At Arcade we believe that a sense of place has never been so critical to society as it is today. Indeed, our long standing mission is to help define and create a new sense of place in the digital age. Whilst the explosion of digital technology has had huge undeniable benefits, academics are only now beginning to identify some of the widespread side-effects. The decline of traditional social structures mixed with an unparalleled access to technology has uprooted the traditional notion of community. People have been left to self-define their identity through reference to a myriad of media and technology driven sources, often detached from their physical whereabouts. We have become disconnected from our places.
Our medium is Augmented Reality (AR), with which we have identified a huge opportunity for technology to right its own wrongs. Critically AR ties digital information to the real world, thus giving us all the chance to reconnect to the world around us – not despite of, but because of our want for new technology. We believe that the most prescient opportunity for AR to evolve is within the visitor experience industry, where consumers are now demanding personalised services and participative encounters, which ladder towards a new sense of place.
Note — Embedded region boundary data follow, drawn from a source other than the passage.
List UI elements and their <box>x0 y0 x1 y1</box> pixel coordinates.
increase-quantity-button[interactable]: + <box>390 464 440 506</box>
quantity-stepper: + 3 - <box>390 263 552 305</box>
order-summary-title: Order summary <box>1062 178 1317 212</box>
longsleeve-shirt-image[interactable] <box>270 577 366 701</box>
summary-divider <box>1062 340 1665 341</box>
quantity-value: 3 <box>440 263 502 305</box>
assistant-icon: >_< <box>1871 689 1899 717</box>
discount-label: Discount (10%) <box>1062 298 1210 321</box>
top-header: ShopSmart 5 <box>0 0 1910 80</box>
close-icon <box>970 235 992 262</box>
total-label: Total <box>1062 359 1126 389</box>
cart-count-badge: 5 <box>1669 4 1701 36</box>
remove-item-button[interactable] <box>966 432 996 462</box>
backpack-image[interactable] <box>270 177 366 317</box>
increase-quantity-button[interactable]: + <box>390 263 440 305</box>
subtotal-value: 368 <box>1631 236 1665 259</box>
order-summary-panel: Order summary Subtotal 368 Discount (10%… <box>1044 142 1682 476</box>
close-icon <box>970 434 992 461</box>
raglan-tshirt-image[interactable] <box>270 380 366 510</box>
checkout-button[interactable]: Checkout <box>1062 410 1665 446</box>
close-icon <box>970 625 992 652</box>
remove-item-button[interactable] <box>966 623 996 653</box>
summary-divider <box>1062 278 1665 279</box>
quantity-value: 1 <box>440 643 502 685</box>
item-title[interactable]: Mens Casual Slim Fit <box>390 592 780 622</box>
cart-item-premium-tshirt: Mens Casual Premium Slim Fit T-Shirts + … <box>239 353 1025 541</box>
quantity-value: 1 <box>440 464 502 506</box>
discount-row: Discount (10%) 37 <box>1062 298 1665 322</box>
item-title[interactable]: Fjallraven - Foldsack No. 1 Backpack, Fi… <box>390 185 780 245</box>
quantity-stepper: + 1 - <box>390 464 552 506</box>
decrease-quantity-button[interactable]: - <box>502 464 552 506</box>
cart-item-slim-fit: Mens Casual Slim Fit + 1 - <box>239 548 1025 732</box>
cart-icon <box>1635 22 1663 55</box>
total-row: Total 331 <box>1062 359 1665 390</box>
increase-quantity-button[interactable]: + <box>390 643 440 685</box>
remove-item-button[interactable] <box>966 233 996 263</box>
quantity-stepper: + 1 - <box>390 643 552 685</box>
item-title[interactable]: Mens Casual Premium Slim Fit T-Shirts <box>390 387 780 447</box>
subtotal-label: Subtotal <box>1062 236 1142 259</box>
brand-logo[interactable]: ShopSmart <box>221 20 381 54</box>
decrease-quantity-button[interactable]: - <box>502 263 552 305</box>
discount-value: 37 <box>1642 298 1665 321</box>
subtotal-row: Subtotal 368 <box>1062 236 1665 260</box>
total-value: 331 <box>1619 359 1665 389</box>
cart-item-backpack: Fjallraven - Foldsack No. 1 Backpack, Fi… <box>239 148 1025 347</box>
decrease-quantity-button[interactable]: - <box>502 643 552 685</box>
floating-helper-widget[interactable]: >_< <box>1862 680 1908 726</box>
Underpinning our work is the identification and understanding of several key characteristics, which we respect with every line of code we write and every polygon and texture we create. These characteristics combine to create places that are playable. We define play through its more esoteric sense – not gamification – but learning & discovery leading to liberation and empowerment. The playable place achieves the following:
PERSONALISED INTERACTIONS
In the new world of complex identity it is critical that a place should be able to connect to its visitors on their level, displaying a diversity which encourages them to build their own sense of place and empower their self-identification.
LEARNS FROM ITS VISITORS
Our relationship with a place should not be one-way in nature. Our playable places learn from their visitors experiences, and then adapt accordingly – they become responsive in nature and thus elicit a greater emotional connection with their visitors.
BUILDS COMMUNITIES
The very definition of a sense of place lies within the physical and emotive connection to a group of people. Places should not force this, they should cater for many types of emerging community groups and become a place for the many, not the few.
INCREASES PARTICIPATION
The consumer now expects participation ahead of a passive experience, our technology provides this closer connection to a place by encouraging its visitors to truly participate. That could be through the contents of the place, the history and meaning behind a place, or by re-imagining new uses and functions for a place.
REVEALS ITS SECRETS
The static materials and forms that make up our physical world all have stories to tell, every brick and every blade of grass contains a thousand words could it but speak. Well now they can. Through AR we reveal narrative driven information that has never before been experienced in-situ.
IMPROVES OPERATIONS
The custodians of a place have a duty to make the connection between that place and its visitors as meaningful and continuous as possible. This will help advance operations across estates, and can include marketing and brand benefits.
EXTENDS ITS ESTATE
For millennia many places have been hampered by their geographic location, especially when attempting to build relationships with new typologies of visitor. Our technology can break down these boundaries, enabling cross pollination of estate assets and relationships with the user before and beyond their visit.
A new sense of place is not just academic posturing. The building of new identities and new communities within a truly user focused framework leads to advanced levels of engagement. This manifests in higher rates of repeat visit, increased dwell times, higher satisfaction scores and ultimately the achievement of commercial goals.